Open fsblu opened 2 years ago

fsblu commented 2 years ago

Hello, Thank you for this project. I have a question regarding working with my own dataset for reconstruction. SFM construction steps are quite clear, and seem to work. However, when I use my own data (extracted images of a video taken while going around a block), reconstruction step outputs half of the expected model (maybe only front and sides of the block. Back of the block is not part of the model). Here are my questions:

  1. Is generated model 0 combination of all submodels?
  2. As someone with experience, do you have any suggestion on how to improve reconstruction? I want to obtain entire block model, not just half of it.
    • I have tried working with different number of images. The result is same.
    • Image retrieval step seems to work.

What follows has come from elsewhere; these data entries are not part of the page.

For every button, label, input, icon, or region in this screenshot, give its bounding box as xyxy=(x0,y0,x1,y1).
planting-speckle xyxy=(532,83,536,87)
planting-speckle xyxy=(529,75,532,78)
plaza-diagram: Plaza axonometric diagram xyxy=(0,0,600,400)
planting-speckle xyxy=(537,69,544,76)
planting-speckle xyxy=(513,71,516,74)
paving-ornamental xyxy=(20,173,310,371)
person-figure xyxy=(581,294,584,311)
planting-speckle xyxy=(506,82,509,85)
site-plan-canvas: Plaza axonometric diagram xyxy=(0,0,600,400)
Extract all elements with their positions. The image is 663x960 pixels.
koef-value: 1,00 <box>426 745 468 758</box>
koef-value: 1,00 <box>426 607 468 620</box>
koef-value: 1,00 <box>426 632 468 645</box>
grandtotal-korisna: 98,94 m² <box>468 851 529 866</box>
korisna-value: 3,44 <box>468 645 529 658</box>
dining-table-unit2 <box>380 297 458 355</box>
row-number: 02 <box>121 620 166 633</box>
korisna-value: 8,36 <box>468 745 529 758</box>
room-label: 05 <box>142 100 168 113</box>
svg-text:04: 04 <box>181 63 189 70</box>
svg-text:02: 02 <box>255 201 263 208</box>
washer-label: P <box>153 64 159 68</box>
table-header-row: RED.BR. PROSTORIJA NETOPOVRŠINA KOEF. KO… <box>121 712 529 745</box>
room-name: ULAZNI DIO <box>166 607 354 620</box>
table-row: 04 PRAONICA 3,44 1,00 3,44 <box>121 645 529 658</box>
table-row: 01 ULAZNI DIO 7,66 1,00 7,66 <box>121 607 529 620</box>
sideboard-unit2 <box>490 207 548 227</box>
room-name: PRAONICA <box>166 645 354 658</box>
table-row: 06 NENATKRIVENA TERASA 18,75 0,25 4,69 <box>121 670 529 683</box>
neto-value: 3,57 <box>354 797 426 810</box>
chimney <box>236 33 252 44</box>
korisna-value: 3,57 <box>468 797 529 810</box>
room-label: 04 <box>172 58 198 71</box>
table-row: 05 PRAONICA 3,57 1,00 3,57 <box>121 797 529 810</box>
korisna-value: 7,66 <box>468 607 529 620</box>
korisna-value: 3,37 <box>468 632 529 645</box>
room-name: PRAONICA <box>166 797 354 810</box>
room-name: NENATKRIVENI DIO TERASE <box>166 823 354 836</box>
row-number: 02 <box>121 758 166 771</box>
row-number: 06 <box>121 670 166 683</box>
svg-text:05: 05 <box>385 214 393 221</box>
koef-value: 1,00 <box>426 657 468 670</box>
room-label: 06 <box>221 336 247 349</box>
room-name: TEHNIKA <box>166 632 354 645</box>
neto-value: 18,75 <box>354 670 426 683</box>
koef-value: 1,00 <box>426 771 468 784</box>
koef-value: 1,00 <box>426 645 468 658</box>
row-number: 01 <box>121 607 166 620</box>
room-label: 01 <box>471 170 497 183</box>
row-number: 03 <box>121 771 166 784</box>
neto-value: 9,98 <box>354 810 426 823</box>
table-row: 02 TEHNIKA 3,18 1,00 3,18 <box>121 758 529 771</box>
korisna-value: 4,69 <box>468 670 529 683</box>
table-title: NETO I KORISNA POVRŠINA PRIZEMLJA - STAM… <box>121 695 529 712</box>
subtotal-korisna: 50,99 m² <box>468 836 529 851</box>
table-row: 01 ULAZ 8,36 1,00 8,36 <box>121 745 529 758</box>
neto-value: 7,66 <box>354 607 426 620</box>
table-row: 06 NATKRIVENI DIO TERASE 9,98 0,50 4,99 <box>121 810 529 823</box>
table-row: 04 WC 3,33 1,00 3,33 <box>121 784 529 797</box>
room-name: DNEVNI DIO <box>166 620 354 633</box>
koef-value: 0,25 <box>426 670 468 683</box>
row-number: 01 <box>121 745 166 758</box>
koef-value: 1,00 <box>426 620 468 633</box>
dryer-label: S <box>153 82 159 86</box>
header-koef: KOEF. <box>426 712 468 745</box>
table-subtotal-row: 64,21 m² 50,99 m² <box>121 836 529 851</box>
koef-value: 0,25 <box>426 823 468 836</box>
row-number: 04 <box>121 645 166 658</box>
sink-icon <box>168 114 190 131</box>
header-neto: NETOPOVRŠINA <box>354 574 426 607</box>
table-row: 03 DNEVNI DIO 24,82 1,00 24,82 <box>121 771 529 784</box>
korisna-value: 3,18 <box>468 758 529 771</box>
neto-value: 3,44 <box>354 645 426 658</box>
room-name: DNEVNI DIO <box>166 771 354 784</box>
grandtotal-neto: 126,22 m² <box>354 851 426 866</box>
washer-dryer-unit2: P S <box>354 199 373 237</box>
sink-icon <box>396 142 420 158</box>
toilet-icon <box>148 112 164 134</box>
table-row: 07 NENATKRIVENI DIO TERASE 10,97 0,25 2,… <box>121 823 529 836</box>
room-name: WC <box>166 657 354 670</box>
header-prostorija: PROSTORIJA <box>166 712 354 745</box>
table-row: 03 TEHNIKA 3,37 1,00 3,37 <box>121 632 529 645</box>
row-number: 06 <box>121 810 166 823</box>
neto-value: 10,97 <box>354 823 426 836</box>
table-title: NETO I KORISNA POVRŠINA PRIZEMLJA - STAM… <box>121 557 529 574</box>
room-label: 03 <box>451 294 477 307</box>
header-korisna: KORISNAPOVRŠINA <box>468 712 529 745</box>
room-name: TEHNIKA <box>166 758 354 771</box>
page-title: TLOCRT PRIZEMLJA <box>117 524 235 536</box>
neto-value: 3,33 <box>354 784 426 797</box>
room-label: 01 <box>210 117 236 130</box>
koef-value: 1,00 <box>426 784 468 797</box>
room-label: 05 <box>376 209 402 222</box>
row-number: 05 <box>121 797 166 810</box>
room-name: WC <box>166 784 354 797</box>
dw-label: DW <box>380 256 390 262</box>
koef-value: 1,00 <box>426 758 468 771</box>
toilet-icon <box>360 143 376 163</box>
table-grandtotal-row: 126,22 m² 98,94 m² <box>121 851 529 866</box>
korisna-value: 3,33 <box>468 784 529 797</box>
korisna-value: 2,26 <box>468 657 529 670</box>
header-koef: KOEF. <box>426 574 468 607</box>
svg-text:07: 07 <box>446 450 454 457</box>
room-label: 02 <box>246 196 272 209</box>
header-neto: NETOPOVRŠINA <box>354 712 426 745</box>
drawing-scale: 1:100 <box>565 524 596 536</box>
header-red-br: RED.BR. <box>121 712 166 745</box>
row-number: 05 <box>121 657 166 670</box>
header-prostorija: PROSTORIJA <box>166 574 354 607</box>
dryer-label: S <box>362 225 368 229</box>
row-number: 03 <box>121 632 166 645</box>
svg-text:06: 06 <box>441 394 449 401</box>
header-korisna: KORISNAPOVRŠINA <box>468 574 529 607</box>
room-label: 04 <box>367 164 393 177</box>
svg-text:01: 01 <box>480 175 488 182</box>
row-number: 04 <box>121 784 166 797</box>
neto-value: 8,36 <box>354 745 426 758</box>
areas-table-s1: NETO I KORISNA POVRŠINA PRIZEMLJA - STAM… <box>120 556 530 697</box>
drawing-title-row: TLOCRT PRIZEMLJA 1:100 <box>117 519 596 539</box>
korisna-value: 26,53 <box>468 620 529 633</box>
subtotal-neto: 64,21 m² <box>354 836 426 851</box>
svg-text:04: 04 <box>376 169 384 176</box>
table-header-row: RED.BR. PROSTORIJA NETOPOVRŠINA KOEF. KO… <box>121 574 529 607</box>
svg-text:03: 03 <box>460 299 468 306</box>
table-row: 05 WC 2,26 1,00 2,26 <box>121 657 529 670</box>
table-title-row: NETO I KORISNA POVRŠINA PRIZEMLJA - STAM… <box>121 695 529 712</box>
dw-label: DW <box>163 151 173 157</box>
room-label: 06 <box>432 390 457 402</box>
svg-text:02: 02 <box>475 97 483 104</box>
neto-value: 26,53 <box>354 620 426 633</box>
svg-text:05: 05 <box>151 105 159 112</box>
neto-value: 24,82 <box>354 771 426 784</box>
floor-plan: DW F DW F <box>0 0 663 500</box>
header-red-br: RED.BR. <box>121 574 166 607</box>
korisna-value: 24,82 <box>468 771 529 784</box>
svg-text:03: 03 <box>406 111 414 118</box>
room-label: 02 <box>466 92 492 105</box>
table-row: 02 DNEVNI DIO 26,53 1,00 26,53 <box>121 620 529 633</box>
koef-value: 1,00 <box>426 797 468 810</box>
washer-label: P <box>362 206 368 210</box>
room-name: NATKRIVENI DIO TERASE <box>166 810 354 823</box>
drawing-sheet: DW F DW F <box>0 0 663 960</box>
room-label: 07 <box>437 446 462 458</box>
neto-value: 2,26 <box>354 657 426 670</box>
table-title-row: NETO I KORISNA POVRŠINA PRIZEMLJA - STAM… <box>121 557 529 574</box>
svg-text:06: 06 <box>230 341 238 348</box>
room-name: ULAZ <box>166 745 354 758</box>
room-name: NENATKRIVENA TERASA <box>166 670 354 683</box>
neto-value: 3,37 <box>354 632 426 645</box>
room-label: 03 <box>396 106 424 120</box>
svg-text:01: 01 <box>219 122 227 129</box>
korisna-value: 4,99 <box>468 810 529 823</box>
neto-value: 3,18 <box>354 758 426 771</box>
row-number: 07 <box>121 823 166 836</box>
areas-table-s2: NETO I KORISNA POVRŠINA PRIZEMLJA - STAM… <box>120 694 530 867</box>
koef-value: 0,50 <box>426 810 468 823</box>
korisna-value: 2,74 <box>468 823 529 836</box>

I have checked it for random images.

Thank you!

sarlinpe commented 2 years ago
  1. No, the submodels are disjoint and we generally select the submodel with the most images.
  2. Two submodels can emerge for diverse reasons:
    • at some point the motion is too large and image matching does not provide any constraint
    • lots of incorrect matches, due to symmetries or repeated patterns, make the reconstruction globally consistent.

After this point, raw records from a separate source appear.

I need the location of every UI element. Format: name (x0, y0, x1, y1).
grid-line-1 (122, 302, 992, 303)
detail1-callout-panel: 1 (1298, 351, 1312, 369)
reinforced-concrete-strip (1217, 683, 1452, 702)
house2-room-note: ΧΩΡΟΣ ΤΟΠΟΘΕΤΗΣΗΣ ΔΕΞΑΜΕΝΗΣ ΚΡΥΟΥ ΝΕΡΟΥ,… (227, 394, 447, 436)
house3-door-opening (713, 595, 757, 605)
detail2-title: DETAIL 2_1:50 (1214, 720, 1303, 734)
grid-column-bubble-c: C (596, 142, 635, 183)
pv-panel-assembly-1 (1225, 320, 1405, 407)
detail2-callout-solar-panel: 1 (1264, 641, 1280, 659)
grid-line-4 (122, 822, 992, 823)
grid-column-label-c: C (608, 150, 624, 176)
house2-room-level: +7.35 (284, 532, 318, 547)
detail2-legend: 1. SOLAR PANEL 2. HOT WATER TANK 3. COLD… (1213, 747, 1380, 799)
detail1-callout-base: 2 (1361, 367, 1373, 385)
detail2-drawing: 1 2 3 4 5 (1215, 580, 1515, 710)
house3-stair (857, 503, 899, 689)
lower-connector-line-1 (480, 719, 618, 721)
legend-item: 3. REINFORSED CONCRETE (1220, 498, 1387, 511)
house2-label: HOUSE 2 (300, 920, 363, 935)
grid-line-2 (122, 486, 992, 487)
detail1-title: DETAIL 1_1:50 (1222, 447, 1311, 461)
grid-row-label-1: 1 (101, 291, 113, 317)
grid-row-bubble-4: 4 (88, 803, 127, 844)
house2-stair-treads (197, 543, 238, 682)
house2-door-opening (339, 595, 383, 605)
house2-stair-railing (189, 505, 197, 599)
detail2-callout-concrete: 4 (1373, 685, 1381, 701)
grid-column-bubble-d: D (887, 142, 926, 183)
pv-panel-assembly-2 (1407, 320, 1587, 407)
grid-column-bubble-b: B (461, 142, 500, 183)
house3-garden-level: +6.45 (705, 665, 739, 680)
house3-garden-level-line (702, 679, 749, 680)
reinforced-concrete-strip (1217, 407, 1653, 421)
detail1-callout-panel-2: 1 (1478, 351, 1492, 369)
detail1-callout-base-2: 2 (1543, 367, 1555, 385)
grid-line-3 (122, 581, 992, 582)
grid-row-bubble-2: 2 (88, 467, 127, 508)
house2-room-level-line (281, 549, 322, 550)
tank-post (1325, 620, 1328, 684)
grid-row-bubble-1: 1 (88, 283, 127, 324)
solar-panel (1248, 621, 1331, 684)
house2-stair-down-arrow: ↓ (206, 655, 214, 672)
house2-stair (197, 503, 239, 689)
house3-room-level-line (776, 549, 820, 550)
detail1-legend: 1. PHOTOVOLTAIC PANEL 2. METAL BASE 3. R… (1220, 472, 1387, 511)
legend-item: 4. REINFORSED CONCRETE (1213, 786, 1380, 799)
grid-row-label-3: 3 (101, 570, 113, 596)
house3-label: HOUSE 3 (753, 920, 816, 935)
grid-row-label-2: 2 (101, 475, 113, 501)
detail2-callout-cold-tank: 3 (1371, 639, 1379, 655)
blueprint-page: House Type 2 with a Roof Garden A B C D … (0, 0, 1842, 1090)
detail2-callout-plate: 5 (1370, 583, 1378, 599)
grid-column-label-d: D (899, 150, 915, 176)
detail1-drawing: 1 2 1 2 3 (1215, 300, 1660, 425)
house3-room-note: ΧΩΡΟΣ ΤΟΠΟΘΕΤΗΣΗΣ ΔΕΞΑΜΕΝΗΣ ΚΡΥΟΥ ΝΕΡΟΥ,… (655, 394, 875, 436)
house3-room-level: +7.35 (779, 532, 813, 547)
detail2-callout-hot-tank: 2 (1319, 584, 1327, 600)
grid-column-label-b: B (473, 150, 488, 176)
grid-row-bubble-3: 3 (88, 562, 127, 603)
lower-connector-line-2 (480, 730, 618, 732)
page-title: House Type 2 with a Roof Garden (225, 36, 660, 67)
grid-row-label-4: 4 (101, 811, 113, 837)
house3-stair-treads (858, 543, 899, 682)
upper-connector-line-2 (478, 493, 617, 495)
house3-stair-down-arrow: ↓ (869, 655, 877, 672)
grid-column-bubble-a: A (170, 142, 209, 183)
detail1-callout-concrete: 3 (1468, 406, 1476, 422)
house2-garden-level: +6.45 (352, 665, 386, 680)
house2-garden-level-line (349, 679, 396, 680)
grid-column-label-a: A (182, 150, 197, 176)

Since you are dealing with sequences, you can be more careful with the selection of the image pairs using both:

soskek commented 2 years ago

If the camera parameters (focus and distortion) of the video are constant over the frames, I guess that it could improve the results to use the single camera mode. By default, reconstruction assumes that all the images can have different camera parameters.

For example, I changed

model = reconstruction.main(sfm_dir, images, sfm_pairs, features, matches, image_list=references)

to

model = reconstruction.main(sfm_dir, images, sfm_pairs, features, matches, image_list=references, camera_mode=pycolmap.CameraMode.SINGLE)
sarlinpe commented 2 years ago

I assumed that the camera were already shared, thanks @soskek for highlighting this. In hloc v1.3, we have a new parameter camera_mode which has the default value AUTO. This mode shares the same camera among images that have identical EXIF tags:

// Note: When using AUTO mode a camera model will be uniquely identified by the // following 5 parameters from EXIF tags: // 1. Camera Make // 2. Camera Model // 3. Focal Length // 4. Image Width // 5. Image Height

In hloc v1.3 the default value of camera_mode should be fine if all images were captured by the same camera on the same date. To be on the safe side you should check this after the reconstruction.